Enfin, il ne faut pas omettre l’existence de facteurs génétiques à l’origine de certaines formes, comme le xeroderma pigmentosum (sensibilité cutanée exacerbée aux ultraviolets générant des carcinomes cutanés fréquents et multiples), le syndrome de Grzybowski (kératoacanthomes multiples du visage associés à un ectropion sévère), ou le syndrome de Ferguson-Smith (kératoacanthomes multiples et récidivants associés à une anomalie au niveau du chromosome 9q22-q31).
CLINIQUE
Le plus souvent, cette tumeur (presque constamment unique) est observée au niveau des zones photoexposées : cou, dos des mains, membres supérieurs (avant-bras surtout), visage (paupières, nez et joues).
Trois phases rapidement évolutives du kératoacanthome sont classiquement décrites :
→ Une phase de prolifération avec au départ une lésion érythémato-papuleuse arrondie.
Elle évolue secondairement en donnant un nodule composé de deux parties : au centre une sorte de formation kératosique avec l’aspect d’un cratère de volcan, et en périphérie une formation ayant l’aspect d’un bourgeonnement de chair.
Cette structure, dont la dimension maximale est observée entre 15 jours et 1 mois, a une taille variant entre 0,5 et 2 cm.
→ Une phase de maturité qui se caractérise par une stabilité durant quelques mois de la tumeur, qui a l’aspect de « tomate farcie » avec parfois de fines télangiectasies à la surface.

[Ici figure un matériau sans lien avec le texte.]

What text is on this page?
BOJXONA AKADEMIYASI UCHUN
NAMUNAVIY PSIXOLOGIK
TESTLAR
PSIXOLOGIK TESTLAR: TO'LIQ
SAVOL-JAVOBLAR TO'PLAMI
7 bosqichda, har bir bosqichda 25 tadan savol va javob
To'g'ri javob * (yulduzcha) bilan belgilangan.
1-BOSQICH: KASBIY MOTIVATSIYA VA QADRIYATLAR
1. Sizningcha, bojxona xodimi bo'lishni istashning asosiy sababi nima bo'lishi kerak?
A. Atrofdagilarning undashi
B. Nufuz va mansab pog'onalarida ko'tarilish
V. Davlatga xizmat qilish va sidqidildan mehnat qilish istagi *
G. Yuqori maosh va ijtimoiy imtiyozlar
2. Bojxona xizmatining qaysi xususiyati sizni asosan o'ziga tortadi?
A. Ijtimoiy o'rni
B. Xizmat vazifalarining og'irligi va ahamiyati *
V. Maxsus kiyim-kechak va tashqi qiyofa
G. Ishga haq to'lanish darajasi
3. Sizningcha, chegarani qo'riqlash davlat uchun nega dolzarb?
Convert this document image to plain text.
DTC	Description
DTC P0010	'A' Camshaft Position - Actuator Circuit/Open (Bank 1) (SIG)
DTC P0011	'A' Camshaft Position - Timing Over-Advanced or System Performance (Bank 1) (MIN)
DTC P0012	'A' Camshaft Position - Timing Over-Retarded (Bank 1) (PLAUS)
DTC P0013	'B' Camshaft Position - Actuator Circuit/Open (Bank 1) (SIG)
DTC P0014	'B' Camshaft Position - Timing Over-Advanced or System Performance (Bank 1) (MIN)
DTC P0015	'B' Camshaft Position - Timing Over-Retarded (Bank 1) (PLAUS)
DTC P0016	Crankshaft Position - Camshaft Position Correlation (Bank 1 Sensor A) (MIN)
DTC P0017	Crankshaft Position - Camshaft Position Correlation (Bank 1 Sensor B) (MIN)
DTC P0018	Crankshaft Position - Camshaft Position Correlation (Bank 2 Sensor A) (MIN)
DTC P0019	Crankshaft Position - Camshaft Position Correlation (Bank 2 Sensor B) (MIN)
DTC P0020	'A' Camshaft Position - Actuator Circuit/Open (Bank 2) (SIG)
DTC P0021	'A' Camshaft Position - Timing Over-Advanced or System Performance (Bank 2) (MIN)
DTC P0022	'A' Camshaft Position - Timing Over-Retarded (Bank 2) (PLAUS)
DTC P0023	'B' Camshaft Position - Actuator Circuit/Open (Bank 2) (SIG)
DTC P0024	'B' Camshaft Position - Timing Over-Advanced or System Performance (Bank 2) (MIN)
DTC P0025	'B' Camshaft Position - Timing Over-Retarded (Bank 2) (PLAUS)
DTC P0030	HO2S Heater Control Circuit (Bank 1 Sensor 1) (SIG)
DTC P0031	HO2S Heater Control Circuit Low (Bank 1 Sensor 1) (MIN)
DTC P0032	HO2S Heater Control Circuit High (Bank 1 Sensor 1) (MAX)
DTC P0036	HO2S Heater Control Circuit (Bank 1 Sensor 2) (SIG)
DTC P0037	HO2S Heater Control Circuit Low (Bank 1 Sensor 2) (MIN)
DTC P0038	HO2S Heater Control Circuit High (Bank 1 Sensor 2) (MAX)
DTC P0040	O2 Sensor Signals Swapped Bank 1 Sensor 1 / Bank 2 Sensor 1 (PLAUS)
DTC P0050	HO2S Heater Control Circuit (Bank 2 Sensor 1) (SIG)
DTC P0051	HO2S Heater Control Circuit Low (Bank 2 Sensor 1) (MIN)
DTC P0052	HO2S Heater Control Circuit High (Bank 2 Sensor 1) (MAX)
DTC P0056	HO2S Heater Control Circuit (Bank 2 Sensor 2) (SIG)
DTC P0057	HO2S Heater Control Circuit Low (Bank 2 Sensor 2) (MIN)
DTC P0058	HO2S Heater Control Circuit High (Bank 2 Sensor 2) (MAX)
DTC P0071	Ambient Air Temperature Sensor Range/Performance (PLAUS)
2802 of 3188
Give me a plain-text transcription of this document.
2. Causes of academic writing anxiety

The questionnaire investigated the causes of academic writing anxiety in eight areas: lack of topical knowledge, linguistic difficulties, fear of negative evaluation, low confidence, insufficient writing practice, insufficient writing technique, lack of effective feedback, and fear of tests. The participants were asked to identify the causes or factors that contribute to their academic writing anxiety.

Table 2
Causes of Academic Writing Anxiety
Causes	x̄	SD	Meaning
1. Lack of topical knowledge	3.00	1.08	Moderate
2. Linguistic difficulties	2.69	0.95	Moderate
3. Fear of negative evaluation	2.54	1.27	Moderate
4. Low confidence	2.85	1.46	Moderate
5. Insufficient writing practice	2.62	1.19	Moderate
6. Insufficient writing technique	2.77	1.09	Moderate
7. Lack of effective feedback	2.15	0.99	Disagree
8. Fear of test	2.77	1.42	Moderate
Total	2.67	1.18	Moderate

→ Une phase de résorption ou involution, durant laquelle le matériel kératosique central est expulsé et les bords charnus se réduisent progressivement. Ensuite une disparition de la tumeur, sur une période de plusieurs mois, est notée. Une cicatrice atrophique peut persister avec, en périphérie, un bourrelet peu épais.
EXAMEN ANATOMOPATHOLOGIQUE
C’est la base de la prise en charge, mais qui peut aussi être source d’erreur car il est souvent difficile de différencier le kératoacanthome des autres formes de carcinomes épidermoïdes.
En fait, dans le cas du kératoacanthome, l’épiderme est volumineux et on retrouve des kératinocytes atypiques. La partie centrale est facilement identifiée avec de la kératine et des cellules éosinophiles atypiques.
TRAITEMENT
• Il est parfois difficile pour le clinicien et l’anatomopathologiste de faire une distinction entre un kératoacanthome et un carcinome épidermoïde invasif. Dans ce contexte, l’exérèse chirurgicale est la prise en charge la plus adaptée.
• Pour les formes multiples ou en cas de formes centrées sur le visage, certains auteurs recommandent l’administration d’acitrétine à raison de 1 mg/kg/j ou une injection de méthotrexate intralésionnel. Des récidives sont possibles mais restent rares (moins de 5 % des cas).
Bibliographie
1- Habif T. Maladies cutanées. Diagnostic et traitement. France. Ed. Elsevier 2012.
2 - Saurat JH, Lipsker D, Thomas L, Borradori L, Lachapelle JM. Dermatologie et infections sexuellement transmissibles. Ed Elsevier-Masson 2017.
3 - Bolognia JL. Dermatologie : l’essentiel. Ed. Elsevier Masson 2018.